The solution must therefore be found at national level, without losing the need for European-wide coordination, that would guarantee effective and fiscally sustainable investment programs. With Kemal Dervis I recently proposed that the EU adopt a golden rule, similar in spirit to the one implemented in the United Kingdom between 1998 and 2009. The rule requires government current expenditure to be financed from current revenues, while public debt may be used to finance capital accumulation. Investment expenditure, in other words, could be excluded from deficit calculation, without any limit. Such a rule would stabilize the ratio of debt to GDP, and would ensure intergenerational equity (future generations would be called to partially finance the stock of public capital bequeathed to them). Last, but especially in the current situation not least, putting in place such a rule would not require treaty changes, but just an unanimous Council deliberation.

But there’s more in our proposal. The golden rule is not a new idea, and in the past it has been criticized on the ground that it introduces a bias in favor of physical capital; expenditure that – while classified as current – is crucial for future growth (in many countries spending for education would be more growth enhancing than building new highways) would be penalized by the golden rule. This criticism, however, can be turned around and transformed into a strength. At regular intervals, for example every seven years, in connection with the European budget negotiation, the Commission, the Council and the Parliament could find an agreement on the future priorities of the Union, and make a list of areas or expenditure items exempted from deficit calculation for the subsequent years. Joint programs between neighboring countries could be encouraged by providing European Investment Bank co-financing. What Dervis and I propose is in fact returning to industrial policy, through a political and democratic determination of the EU long-term objectives. The entrepreneurial State, through public investment, would once again become the centerpiece of a large-scale European industrial policy, capable of implementing physical as well as intangible investment in selected strategic areas. Waiting for a real federal budget, the bulk of investment would remain responsibility of national governments, in deference to the principle of subsidiarity. But the modified golden rule would coordinate and guide it towards the development and the well-being of the Union as a whole.

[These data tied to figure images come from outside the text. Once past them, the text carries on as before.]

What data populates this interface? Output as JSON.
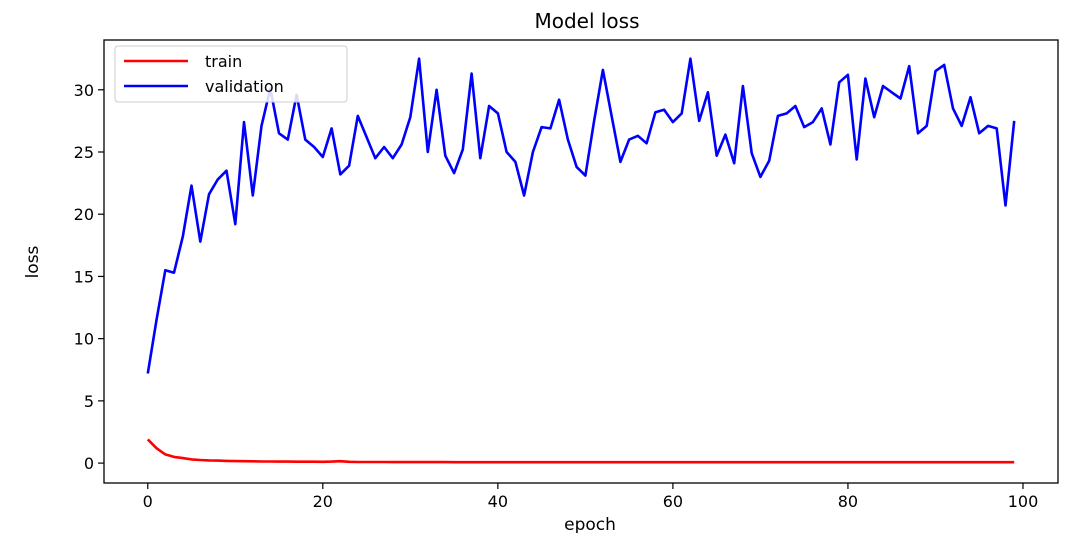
{
  "chart_data": {
    "type": "line",
    "title": "Model loss",
    "xlabel": "epoch",
    "ylabel": "loss",
    "xlim": [
      -5,
      104
    ],
    "ylim": [
      -1.6,
      34
    ],
    "xticks": [
      0,
      20,
      40,
      60,
      80,
      100
    ],
    "yticks": [
      0,
      5,
      10,
      15,
      20,
      25,
      30
    ],
    "grid": false,
    "legend": "top-left",
    "series": [
      {
        "name": "train",
        "color": "#ff0000",
        "values": [
          1.9,
          1.2,
          0.7,
          0.5,
          0.4,
          0.3,
          0.25,
          0.22,
          0.2,
          0.18,
          0.16,
          0.15,
          0.14,
          0.13,
          0.13,
          0.12,
          0.12,
          0.11,
          0.11,
          0.11,
          0.1,
          0.12,
          0.15,
          0.1,
          0.09,
          0.09,
          0.09,
          0.09,
          0.08,
          0.08,
          0.08,
          0.08,
          0.08,
          0.08,
          0.08,
          0.07,
          0.07,
          0.07,
          0.07,
          0.07,
          0.07,
          0.07,
          0.07,
          0.07,
          0.07,
          0.07,
          0.07,
          0.07,
          0.07,
          0.07,
          0.07,
          0.07,
          0.07,
          0.07,
          0.07,
          0.07,
          0.07,
          0.07,
          0.07,
          0.07,
          0.07,
          0.07,
          0.07,
          0.07,
          0.07,
          0.07,
          0.07,
          0.07,
          0.07,
          0.07,
          0.07,
          0.07,
          0.07,
          0.07,
          0.07,
          0.07,
          0.07,
          0.07,
          0.07,
          0.07,
          0.07,
          0.07,
          0.07,
          0.07,
          0.07,
          0.07,
          0.07,
          0.07,
          0.07,
          0.07,
          0.07,
          0.07,
          0.07,
          0.07,
          0.07,
          0.07,
          0.07,
          0.07,
          0.07,
          0.07
        ]
      },
      {
        "name": "validation",
        "color": "#0000ff",
        "values": [
          7.2,
          11.5,
          15.5,
          15.3,
          18.2,
          22.3,
          17.8,
          21.6,
          22.8,
          23.5,
          19.2,
          27.4,
          21.5,
          27.1,
          30.1,
          26.5,
          26.0,
          29.6,
          26.0,
          25.4,
          24.6,
          26.9,
          23.2,
          23.9,
          27.9,
          26.2,
          24.5,
          25.4,
          24.5,
          25.6,
          27.8,
          32.5,
          25.0,
          30.0,
          24.7,
          23.3,
          25.2,
          31.3,
          24.5,
          28.7,
          28.1,
          25.0,
          24.2,
          21.5,
          25.0,
          27.0,
          26.9,
          29.2,
          26.0,
          23.8,
          23.1,
          27.5,
          31.6,
          27.9,
          24.2,
          26.0,
          26.3,
          25.7,
          28.2,
          28.4,
          27.4,
          28.1,
          32.5,
          27.5,
          29.8,
          24.7,
          26.4,
          24.1,
          30.3,
          24.9,
          23.0,
          24.3,
          27.9,
          28.1,
          28.7,
          27.0,
          27.4,
          28.5,
          25.6,
          30.6,
          31.2,
          24.4,
          30.9,
          27.8,
          30.3,
          29.8,
          29.3,
          31.9,
          26.5,
          27.1,
          31.5,
          32.0,
          28.5,
          27.1,
          29.4,
          26.5,
          27.1,
          26.9,
          20.7,
          27.5
        ]
      }
    ]
  }
}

Ps an earlier and shorter version of this piece was published in Italian on December 31st in the daily Il Sole 24 Ore.

1. Specifically, the provisions are the following:

Member States in the preventive arm of the Pact can deviate temporarily from their medium-term budget objective or from the agreed fiscal adjustment path towards it, in order to accommodate investment, under the following conditions:

  1. Their GDP growth is negative or GDP remains well below its potential (resulting in an output gap greater than minus 1.5% of GDP);
  2. The deviation does not lead to non-respect of the 3% deficit reference value and an appropriate safety margin is preserved;
  3. Investment levels are effectively increased as a result;
  4. Eligible investments are national expenditures on projects co-funded by the EU under the Structural and Cohesion policy (including projects co-funded under the Youth Employment Initiative), Trans-European Networks and the Connecting Europe Facility, as well as co-financing of projects also co-financed by the EFSI.
  5. The deviation is compensated within the timeframe of the Member State’s Stability or Convergence Programme (Member States’ medium-term fiscal plans).